Di Cook, LDA and CART classification boundaries on Flea Beetles dataset

Classifier diagnostics from Cook & Swayne’s book

My initial course materials are up on my department webpage.
Here are the

  • syllabus (pdf),
  • first lecture (pdf created with Rmd), and
  • first homework (pdf) with dataset (csv).

(I’ll probably just use Blackboard during the semester, but I may post the final materials here again.)

It’s been a pleasant challenge to plan a course that can satisfy statisticians (slice and dice data quickly to support detailed analyses! examine residuals and other model diagnostics! work with data formats from rectangular CSVs through shapefiles to social networks!) … while also passing on lessons from the data journalism and design communities (take design and the user experience seriously! use layout, typography, and interaction sensibly!). I’m also trying to put into practice all the advice from teaching seminars I’ve taken at CMU’s Eberly Center.

Also, in preparation, this summer I finally enjoyed reading more of the classic visualization books on my list.

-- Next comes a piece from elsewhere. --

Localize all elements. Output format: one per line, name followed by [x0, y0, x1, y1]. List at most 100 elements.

  • Cleveland’s The Elements of Graphing Data and Robbins’ Creating More Effective Graphs are chock full of advice on making clear graphics that harness human visual perception correctly.
  • Ware’s Information Visualization adds to this the latest research findings and a ton of useful detail.
  • Cleveland’s Visualizing Data and Cook & Swayne’s Interactive and Dynamic Graphics for Data Analysis are a treasure trove of practical data analysis advice. Cleveland’s many case studies show how graphics are a critical part of exploratory data analysis (EDA) and model-checking. In several cases, his analysis demonstrates that previously-published findings used an inappropriate model and reached poor conclusions due to what he calls rote data analysis (RDA). Cook & Swayne do similar work with more modern statistical methods, including the first time I’ve seen graphical diagnostics for many machine learning tools. There’s also a great section on visualizing missing data. The title is misleading: you don’t need R and GGobi to learn a lot from their book.
  • Monmonier’s How to Lie with Maps refers to dated technology, but the concepts are great. It’s still useful to know just how maps are made, and how different projections work and why it matters. Much of cartographic work sounds analogous to statistical work: making simplifications in order to convey a point more clearly, worrying about data quality and provenance (different areas on the map might have been updated by different folks at different times), setting national standards that are imperfect but necessary… The section on “data maps” is critical for any statistician working with spatial data, and the chapter on bureaucratic mapping agencies will sound familiar to my Census Bureau colleagues.

I hope to post longer notes on each book sometime later.